My father got his overcoat then, and came into the kitchen with his shoelaces slapping around and his eyes large and bloodshot. He proceeded to make himself a cup of tea. He said that he hoped Father Hagerty was giving me a real straightening out, and that I was a very stubborn girl and would listen to no one. Stubborn, that’s what I’d be. They could talk and rant and talk, but I wouldn’t answer; I’d just sit there, fiddling with the cuff of my cardigan, a faint smile on my face—though my father might hit me for being insolent. And that was what I did.
“She won’t listen to sense,” Dada said.
“She’ll listen to God Almighty,” Father Hagerty said.
“She hadn’t even rosary beads when she came home,” Dada said.
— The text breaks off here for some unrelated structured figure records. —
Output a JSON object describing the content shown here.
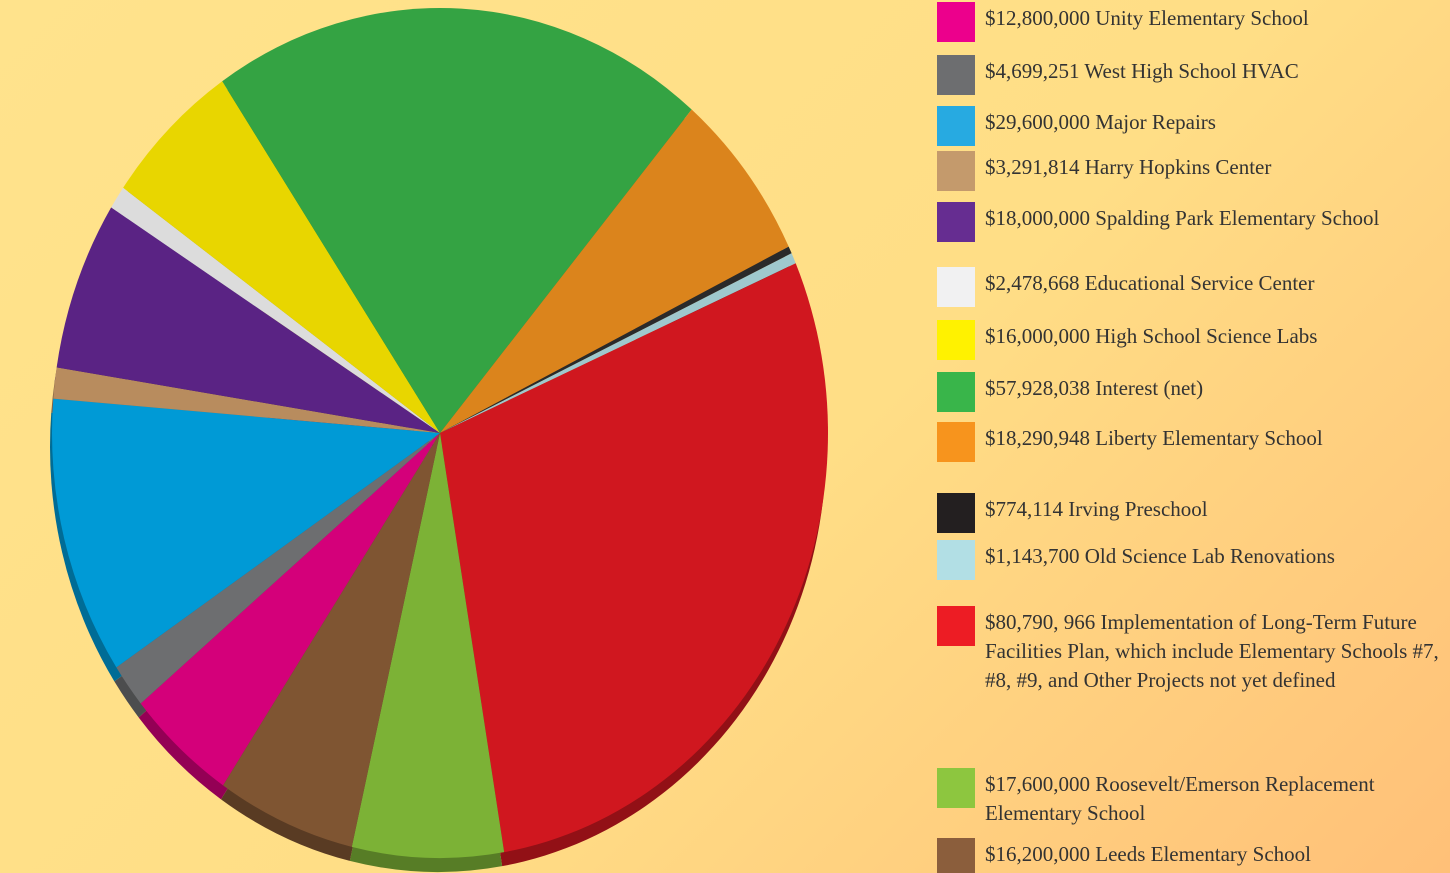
{
  "chart_data": {
    "type": "pie",
    "categories": [
      "Unity Elementary School",
      "West High School HVAC",
      "Major Repairs",
      "Harry Hopkins Center",
      "Spalding Park Elementary School",
      "Educational Service Center",
      "High School Science Labs",
      "Interest (net)",
      "Liberty Elementary School",
      "Irving Preschool",
      "Old Science Lab Renovations",
      "Implementation of Long-Term Future Facilities Plan, which include Elementary Schools #7, #8, #9, and Other Projects not yet defined",
      "Roosevelt/Emerson Replacement Elementary School",
      "Leeds Elementary School"
    ],
    "values": [
      12800000,
      4699251,
      29600000,
      3291814,
      18000000,
      2478668,
      16000000,
      57928038,
      18290948,
      774114,
      1143700,
      80790966,
      17600000,
      16200000
    ],
    "value_labels": [
      "$12,800,000",
      "$4,699,251",
      "$29,600,000",
      "$3,291,814",
      "$18,000,000",
      "$2,478,668",
      "$16,000,000",
      "$57,928,038",
      "$18,290,948",
      "$774,114",
      "$1,143,700",
      "$80,790, 966",
      "$17,600,000",
      "$16,200,000"
    ],
    "colors": [
      "#d4007a",
      "#6d6e70",
      "#009ad6",
      "#b88c5e",
      "#5a2384",
      "#dcdcdc",
      "#e8d600",
      "#34a343",
      "#db841c",
      "#2a2a2a",
      "#9fc8cd",
      "#d0171f",
      "#7cb236",
      "#7f5532"
    ],
    "legend_colors": [
      "#ec008c",
      "#6d6e70",
      "#27aae1",
      "#c49a6c",
      "#662d91",
      "#f1f1f2",
      "#fff200",
      "#39b54a",
      "#f7941d",
      "#231f20",
      "#b2dfe5",
      "#ed1c24",
      "#8dc63f",
      "#8b5e3c"
    ],
    "legend": "right"
  }
}
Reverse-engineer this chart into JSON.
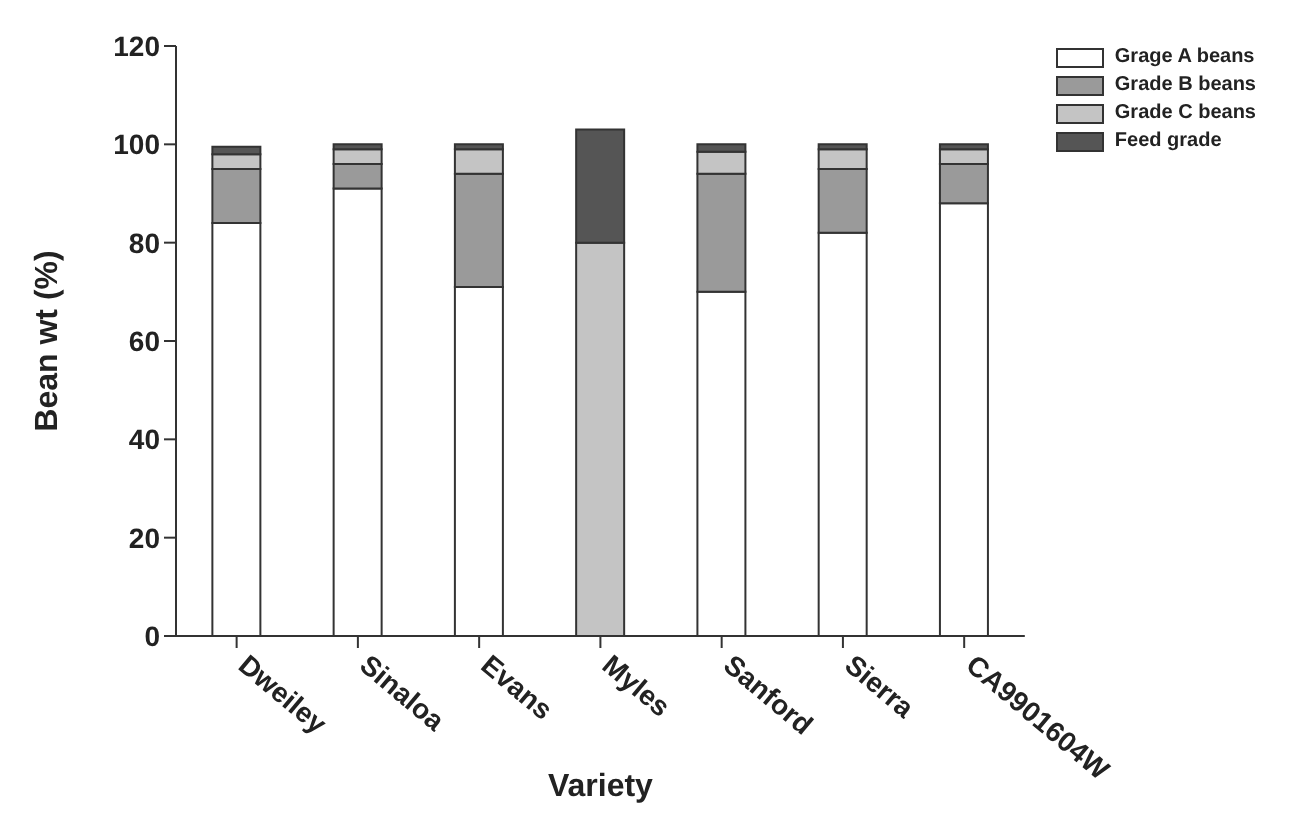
{
  "chart_data": {
    "type": "bar",
    "stacked": true,
    "xlabel": "Variety",
    "ylabel": "Bean wt (%)",
    "categories": [
      "Dweiley",
      "Sinaloa",
      "Evans",
      "Myles",
      "Sanford",
      "Sierra",
      "CA9901604W"
    ],
    "series": [
      {
        "name": "Grage A beans",
        "color": "#ffffff",
        "values": [
          84,
          91,
          71,
          0,
          70,
          82,
          88
        ]
      },
      {
        "name": "Grade B beans",
        "color": "#9a9a9a",
        "values": [
          11,
          5,
          23,
          0,
          24,
          13,
          8
        ]
      },
      {
        "name": "Grade C beans",
        "color": "#c4c4c4",
        "values": [
          3,
          3,
          5,
          80,
          4.5,
          4,
          3
        ]
      },
      {
        "name": "Feed grade",
        "color": "#555555",
        "values": [
          1.5,
          1,
          1,
          23,
          1.5,
          1,
          1
        ]
      }
    ],
    "ylim": [
      0,
      120
    ],
    "yticks": [
      0,
      20,
      40,
      60,
      80,
      100,
      120
    ],
    "legend": "top right"
  }
}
“Oh well, wait a minute,” Father Hagerty said, searching in the pocket of his shabby black coat. “I brought her a little book.”
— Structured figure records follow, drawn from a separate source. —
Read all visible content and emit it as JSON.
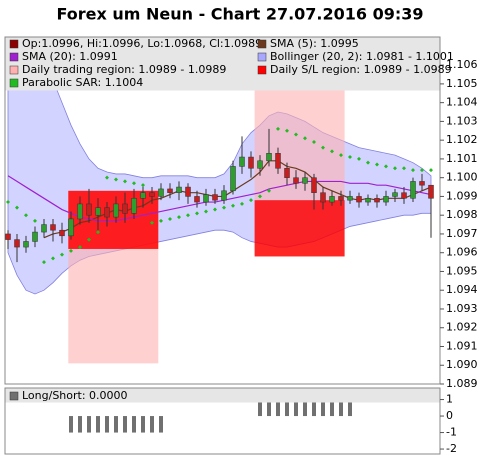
{
  "chart_data": [
    {
      "type": "candlestick",
      "title": "Forex um Neun - Chart 27.07.2016 09:39",
      "ylim": [
        1.089,
        1.1075
      ],
      "yticks": [
        1.089,
        {
          "value": 1.09,
          "label": "1.090"
        },
        1.091,
        1.092,
        1.093,
        1.094,
        1.095,
        1.096,
        1.097,
        1.098,
        1.099,
        {
          "value": 1.1,
          "label": "1.100"
        },
        1.101,
        1.102,
        1.103,
        1.104,
        1.105,
        1.106
      ],
      "candles": {
        "name": "Op:1.0996, Hi:1.0996, Lo:1.0968, Cl:1.0989",
        "color": "#8b0000",
        "up_color": "#2e9e2e",
        "down_color": "#c81e1e",
        "open": [
          1.097,
          1.0967,
          1.0963,
          1.0966,
          1.0971,
          1.0975,
          1.0972,
          1.0969,
          1.0978,
          1.0986,
          1.098,
          1.0984,
          1.0979,
          1.0986,
          1.0981,
          1.0989,
          1.0992,
          1.099,
          1.0994,
          1.0992,
          1.0995,
          1.099,
          1.0987,
          1.0991,
          1.0988,
          1.0993,
          1.1006,
          1.1011,
          1.1005,
          1.1009,
          1.1013,
          1.1005,
          1.1,
          1.0997,
          1.1,
          1.0992,
          1.0987,
          1.099,
          1.0988,
          1.099,
          1.0987,
          1.0989,
          1.0987,
          1.099,
          1.0992,
          1.0989,
          1.0998,
          1.0996
        ],
        "high": [
          1.0972,
          1.097,
          1.0969,
          1.0974,
          1.0978,
          1.0978,
          1.0976,
          1.0982,
          1.099,
          1.0994,
          1.0989,
          1.0987,
          1.099,
          1.0992,
          1.0994,
          1.0996,
          1.0995,
          1.0997,
          1.0997,
          1.0998,
          1.0997,
          1.0993,
          1.0994,
          1.0994,
          1.0996,
          1.1009,
          1.1022,
          1.1014,
          1.1012,
          1.1026,
          1.1016,
          1.1008,
          1.1004,
          1.1003,
          1.1002,
          1.0995,
          1.0993,
          1.0993,
          1.0993,
          1.0992,
          1.0991,
          1.0991,
          1.0993,
          1.0994,
          1.0995,
          1.1,
          1.1002,
          1.0996
        ],
        "low": [
          1.0962,
          1.0955,
          1.096,
          1.0963,
          1.0968,
          1.0966,
          1.0965,
          1.0967,
          1.0975,
          1.0976,
          1.0972,
          1.0974,
          1.0976,
          1.0976,
          1.0978,
          1.0984,
          1.0986,
          1.0988,
          1.0989,
          1.0988,
          1.0986,
          1.0984,
          1.0985,
          1.0986,
          1.0986,
          1.0991,
          1.1002,
          1.1,
          1.1001,
          1.1006,
          1.1002,
          1.0996,
          1.0994,
          1.0993,
          1.0983,
          1.0983,
          1.0985,
          1.0985,
          1.0986,
          1.0984,
          1.0985,
          1.0984,
          1.0985,
          1.0987,
          1.0986,
          1.0987,
          1.0993,
          1.0968
        ],
        "close": [
          1.0967,
          1.0963,
          1.0966,
          1.0971,
          1.0975,
          1.0972,
          1.0969,
          1.0978,
          1.0986,
          1.098,
          1.0984,
          1.0979,
          1.0986,
          1.0981,
          1.0989,
          1.0992,
          1.099,
          1.0994,
          1.0992,
          1.0995,
          1.099,
          1.0987,
          1.0991,
          1.0988,
          1.0993,
          1.1006,
          1.1011,
          1.1005,
          1.1009,
          1.1013,
          1.1005,
          1.1,
          1.0997,
          1.1,
          1.0992,
          1.0987,
          1.099,
          1.0988,
          1.099,
          1.0987,
          1.0989,
          1.0987,
          1.099,
          1.0992,
          1.0989,
          1.0998,
          1.0996,
          1.0989
        ]
      },
      "lines": [
        {
          "name": "SMA (5): 1.0995",
          "color": "#6b3a1e",
          "values": [
            null,
            null,
            null,
            null,
            1.0968,
            1.097,
            1.0971,
            1.0973,
            1.0976,
            1.0977,
            1.0979,
            1.0981,
            1.0983,
            1.0982,
            1.0984,
            1.0985,
            1.0988,
            1.0989,
            1.0991,
            1.0993,
            1.0992,
            1.0992,
            1.0991,
            1.099,
            1.099,
            1.0993,
            1.0996,
            1.0999,
            1.1003,
            1.1009,
            1.1009,
            1.1006,
            1.1005,
            1.1003,
            1.0999,
            1.0995,
            1.0993,
            1.0991,
            1.0989,
            1.0988,
            1.0989,
            1.0988,
            1.0989,
            1.0989,
            1.0989,
            1.0991,
            1.0993,
            1.0995
          ]
        },
        {
          "name": "SMA (20): 1.0991",
          "color": "#a020d0",
          "values": [
            1.1001,
            1.0998,
            1.0995,
            1.0992,
            1.0989,
            1.0986,
            1.0983,
            1.0981,
            1.0979,
            1.0978,
            1.0977,
            1.0977,
            1.0977,
            1.0978,
            1.0979,
            1.098,
            1.0981,
            1.0982,
            1.0983,
            1.0984,
            1.0985,
            1.0986,
            1.0987,
            1.0987,
            1.0988,
            1.0989,
            1.099,
            1.0991,
            1.0992,
            1.0994,
            1.0995,
            1.0996,
            1.0997,
            1.0998,
            1.0998,
            1.0998,
            1.0998,
            1.0998,
            1.0997,
            1.0997,
            1.0997,
            1.0996,
            1.0996,
            1.0995,
            1.0994,
            1.0993,
            1.0992,
            1.0991
          ]
        }
      ],
      "band": {
        "name": "Bollinger (20, 2): 1.0981 - 1.1001",
        "color": "#a8a8ff",
        "upper": [
          1.106,
          1.1068,
          1.107,
          1.1068,
          1.1062,
          1.1052,
          1.104,
          1.1028,
          1.1018,
          1.101,
          1.1005,
          1.1003,
          1.1002,
          1.1002,
          1.1001,
          1.1,
          1.1,
          1.1001,
          1.1001,
          1.1001,
          1.1001,
          1.1,
          1.1,
          1.1,
          1.1002,
          1.1008,
          1.1018,
          1.1024,
          1.1028,
          1.1033,
          1.1035,
          1.1034,
          1.1032,
          1.103,
          1.1027,
          1.1024,
          1.1022,
          1.102,
          1.1018,
          1.1016,
          1.1015,
          1.1014,
          1.1013,
          1.1012,
          1.101,
          1.1008,
          1.1005,
          1.1001
        ],
        "lower": [
          1.096,
          1.0948,
          1.094,
          1.0938,
          1.094,
          1.0944,
          1.0949,
          1.0953,
          1.0956,
          1.0958,
          1.0959,
          1.096,
          1.0961,
          1.0962,
          1.0963,
          1.0964,
          1.0965,
          1.0966,
          1.0967,
          1.0968,
          1.0969,
          1.097,
          1.0971,
          1.0972,
          1.0972,
          1.0971,
          1.0968,
          1.0966,
          1.0965,
          1.0964,
          1.0963,
          1.0963,
          1.0964,
          1.0965,
          1.0966,
          1.0968,
          1.097,
          1.0972,
          1.0974,
          1.0975,
          1.0976,
          1.0977,
          1.0978,
          1.0979,
          1.098,
          1.098,
          1.0981,
          1.0981
        ]
      },
      "regions": [
        {
          "name": "Daily trading region: 1.0989 - 1.0989",
          "color": "#ffb0b0",
          "items": [
            {
              "start": 6.7,
              "end": 16.7,
              "low": 1.0901,
              "high": 1.0993
            },
            {
              "start": 27.4,
              "end": 37.4,
              "low": 1.0988,
              "high": 1.1049
            }
          ]
        },
        {
          "name": "Daily S/L region: 1.0989 - 1.0989",
          "color": "#ff0000",
          "items": [
            {
              "start": 6.7,
              "end": 16.7,
              "low": 1.0962,
              "high": 1.0993
            },
            {
              "start": 27.4,
              "end": 37.4,
              "low": 1.0958,
              "high": 1.0988
            }
          ]
        }
      ],
      "sar": {
        "name": "Parabolic SAR: 1.1004",
        "color": "#22bb22",
        "values": [
          1.0987,
          1.0984,
          1.098,
          1.0977,
          1.0955,
          1.0957,
          1.0959,
          1.0961,
          1.0963,
          1.0967,
          1.0971,
          1.1,
          1.0999,
          1.0998,
          1.0997,
          1.0996,
          1.0976,
          1.0977,
          1.0978,
          1.0979,
          1.098,
          1.0981,
          1.0982,
          1.0983,
          1.0984,
          1.0985,
          1.0986,
          1.0988,
          1.099,
          1.0993,
          1.1026,
          1.1025,
          1.1023,
          1.1021,
          1.1019,
          1.1016,
          1.1014,
          1.1012,
          1.1011,
          1.101,
          1.1008,
          1.1007,
          1.1006,
          1.1005,
          1.1005,
          1.1004,
          1.1004,
          1.1004
        ]
      }
    },
    {
      "type": "bar",
      "legend": "Long/Short: 0.0000",
      "color": "#707070",
      "ylim": [
        -2.3,
        1.7
      ],
      "yticks": [
        1,
        0,
        -1,
        -2
      ],
      "values": [
        0,
        0,
        0,
        0,
        0,
        0,
        0,
        -1,
        -1,
        -1,
        -1,
        -1,
        -1,
        -1,
        -1,
        -1,
        -1,
        -1,
        0,
        0,
        0,
        0,
        0,
        0,
        0,
        0,
        0,
        0,
        1,
        1,
        1,
        1,
        1,
        1,
        1,
        1,
        1,
        1,
        1,
        0,
        0,
        0,
        0,
        0,
        0,
        0,
        0,
        0
      ]
    }
  ]
}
It was a beautiful leather-bound volume with gilt edging—The Imitation of Christ.
“Thanks, Father.” I took it and saw one tear of mine drop onto the brown leather cover.
“Oh, that’s too good altogether, Father Hagerty,” Dada said, and told me to thank the priest properly. I thanked him a second time, and he said that I should read a little of it every day and learn to model myself in the image of Christ.
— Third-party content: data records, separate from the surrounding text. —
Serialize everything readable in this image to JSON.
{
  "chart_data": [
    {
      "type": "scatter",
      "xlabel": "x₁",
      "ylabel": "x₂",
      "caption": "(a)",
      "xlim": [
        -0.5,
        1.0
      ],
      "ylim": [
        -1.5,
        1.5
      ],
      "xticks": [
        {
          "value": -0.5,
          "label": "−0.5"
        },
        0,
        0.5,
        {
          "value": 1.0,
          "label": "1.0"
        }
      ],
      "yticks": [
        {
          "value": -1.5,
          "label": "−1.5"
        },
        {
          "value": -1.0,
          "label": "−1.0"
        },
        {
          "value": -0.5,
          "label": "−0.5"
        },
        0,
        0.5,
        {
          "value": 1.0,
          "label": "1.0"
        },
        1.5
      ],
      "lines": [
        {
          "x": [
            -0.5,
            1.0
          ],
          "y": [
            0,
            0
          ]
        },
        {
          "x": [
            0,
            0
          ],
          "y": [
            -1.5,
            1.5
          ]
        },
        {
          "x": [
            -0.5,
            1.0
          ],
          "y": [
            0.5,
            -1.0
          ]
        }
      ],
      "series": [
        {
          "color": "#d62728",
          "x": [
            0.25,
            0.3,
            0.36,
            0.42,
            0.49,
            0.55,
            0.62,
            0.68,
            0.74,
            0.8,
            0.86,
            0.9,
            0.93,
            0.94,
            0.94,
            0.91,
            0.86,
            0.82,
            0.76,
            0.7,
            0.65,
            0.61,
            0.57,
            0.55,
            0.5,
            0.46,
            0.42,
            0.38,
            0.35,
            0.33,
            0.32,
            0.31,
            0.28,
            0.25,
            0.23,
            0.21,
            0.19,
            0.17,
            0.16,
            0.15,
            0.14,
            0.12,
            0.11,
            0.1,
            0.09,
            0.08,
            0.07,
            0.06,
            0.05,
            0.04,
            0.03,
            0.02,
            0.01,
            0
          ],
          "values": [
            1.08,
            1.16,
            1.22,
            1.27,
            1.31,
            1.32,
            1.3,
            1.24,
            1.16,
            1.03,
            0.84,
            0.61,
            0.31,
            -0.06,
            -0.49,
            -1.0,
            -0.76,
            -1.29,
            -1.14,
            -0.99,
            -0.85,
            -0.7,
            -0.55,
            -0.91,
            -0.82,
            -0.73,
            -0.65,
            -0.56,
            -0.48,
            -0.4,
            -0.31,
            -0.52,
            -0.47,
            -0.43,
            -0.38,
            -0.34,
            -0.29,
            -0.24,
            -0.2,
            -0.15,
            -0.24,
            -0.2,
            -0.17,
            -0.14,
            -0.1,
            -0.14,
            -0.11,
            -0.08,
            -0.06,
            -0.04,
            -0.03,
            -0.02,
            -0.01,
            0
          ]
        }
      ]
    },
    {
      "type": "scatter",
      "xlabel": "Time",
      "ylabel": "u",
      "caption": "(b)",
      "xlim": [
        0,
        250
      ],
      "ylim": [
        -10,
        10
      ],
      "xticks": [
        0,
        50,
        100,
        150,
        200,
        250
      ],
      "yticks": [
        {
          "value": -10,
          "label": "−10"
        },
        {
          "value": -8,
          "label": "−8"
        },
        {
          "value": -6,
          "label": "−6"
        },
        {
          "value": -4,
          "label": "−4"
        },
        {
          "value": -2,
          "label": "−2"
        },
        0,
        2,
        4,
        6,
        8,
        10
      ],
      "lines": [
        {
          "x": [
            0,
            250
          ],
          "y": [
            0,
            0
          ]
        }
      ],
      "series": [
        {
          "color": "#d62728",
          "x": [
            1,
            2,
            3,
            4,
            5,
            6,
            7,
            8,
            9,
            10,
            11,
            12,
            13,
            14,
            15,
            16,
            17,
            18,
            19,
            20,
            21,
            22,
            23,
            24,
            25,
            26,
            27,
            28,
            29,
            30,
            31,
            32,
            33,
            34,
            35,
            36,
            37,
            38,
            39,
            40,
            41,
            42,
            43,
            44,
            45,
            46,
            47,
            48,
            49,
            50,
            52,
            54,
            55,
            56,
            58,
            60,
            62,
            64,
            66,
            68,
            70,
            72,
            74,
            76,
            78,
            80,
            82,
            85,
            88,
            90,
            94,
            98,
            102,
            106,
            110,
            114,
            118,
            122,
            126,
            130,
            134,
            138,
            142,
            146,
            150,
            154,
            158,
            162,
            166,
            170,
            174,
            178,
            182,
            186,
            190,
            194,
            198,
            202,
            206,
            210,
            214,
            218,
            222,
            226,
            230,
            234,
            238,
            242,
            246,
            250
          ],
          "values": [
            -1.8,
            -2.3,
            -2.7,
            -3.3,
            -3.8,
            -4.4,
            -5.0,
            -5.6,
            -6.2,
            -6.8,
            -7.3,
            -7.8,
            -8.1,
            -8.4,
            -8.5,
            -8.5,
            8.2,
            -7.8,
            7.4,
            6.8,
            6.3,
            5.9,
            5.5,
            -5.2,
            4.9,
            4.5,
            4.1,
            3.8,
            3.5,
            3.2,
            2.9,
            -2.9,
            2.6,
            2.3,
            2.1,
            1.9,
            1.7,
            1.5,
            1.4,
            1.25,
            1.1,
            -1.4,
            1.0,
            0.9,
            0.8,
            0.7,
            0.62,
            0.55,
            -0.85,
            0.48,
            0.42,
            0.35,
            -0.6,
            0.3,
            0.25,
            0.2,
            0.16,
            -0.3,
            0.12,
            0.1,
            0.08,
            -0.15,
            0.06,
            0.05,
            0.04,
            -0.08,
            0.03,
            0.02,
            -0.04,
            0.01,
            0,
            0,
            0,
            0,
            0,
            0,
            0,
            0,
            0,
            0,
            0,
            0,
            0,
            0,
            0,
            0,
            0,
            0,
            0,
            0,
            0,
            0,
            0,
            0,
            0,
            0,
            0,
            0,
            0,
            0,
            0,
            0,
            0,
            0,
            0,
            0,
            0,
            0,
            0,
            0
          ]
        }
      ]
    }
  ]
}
Then he came to the point that I dreaded. He asked me to promise never to see the divorced man again, never to write to him, never to let my thoughts dwell on the occasions I had been with him.
“Promise me that?” he asked.
“Do what you’re told,” Dada said. But I couldn’t.
The priest asked me again, and Dada shouted, and I just held my head down and kept silent. Dada shouted louder then, and the priest said, “Now, now, Mr. Brady,” and told Dada to take his cup of tea back to bed and not to get excited.
“It’s as big a sin for my father to be like that as for a man to have two wives,” I said to the priest when we were alone.
“I’m surprised at you,” he said, “to speak of your good father like that. Every man takes a drink. It’s the climate.” His eyebrows were very bushy when he frowned.
He asked again, “Will you promise me not to see that man?”
“I’ll think about it,” I said. It was the only way of getting rid of him.
“We’ll make an Act of Perfect Contrition, the two of us, together.” And he began, “O
my God,” and waited while I repeated the three words. Then he said, “I am heartily sorry,” and paused for me, and so on, until we had finished. I felt an awful hypocrite, saying words that I did not mean.
He looked at his watch and said it was lunchtime, and when he stood up to go, I called my aunt from upstairs so that she could thank him.
“I’ll see you over in the church anyhow,” he said to me. “There’s Women’s Confraternity this Sunday, and confessions on Saturday night.”
“All right, Father,” I said, making no promises.
“She’ll be all right now, she’ll be going to dances in no time,” he said, when my aunt came down. She saw him to the gate, and stayed there until his black figure was out of sight.
“Wasn’t it terrible that we hadn’t an offering to give him for a Mass,” she said, when she came back.
We had no money. I thought it funny that two grown people living in that large house hadn’t a two-shilling piece between them. A tinker wouldn’t believe it if he knocked on the door.
“Well, thank God he came,” my aunt said.
She seemed to think that everything was all right now, and that I was out of danger. The funny thing was that I was more determined than ever to get away.
11
Finally, my father asked us to fetch the doctor, because he felt faint, not having been able to eat for several days. The doctor gave him an injection and told us to ration the amount of alcohol he had. We sat with him in turns and gave him soda water with a small amount of whiskey in it—a smaller amount each time. I had not heard from Eugene or Baba and I was sick with worry.
“I’m sorry,” my father kept saying as I sat on the bed and held the glass to his lips. His hands shook so that he could not hold a glass or a razor. He cried like a child. Always after drinking, he cried for days and was ashamed to talk to anyone. His depression was frightening.
“ ‘Tis nice to have you home,” he said. “Why don’t you get yourself a cigarette? Sure all young people smoke nowadays, I know that, I’m a fairly understanding man …” And I thought of Eugene’s desk with packages of cigarettes strewn about, and Cancer is painful written in his clear, square handwriting on some of the packages.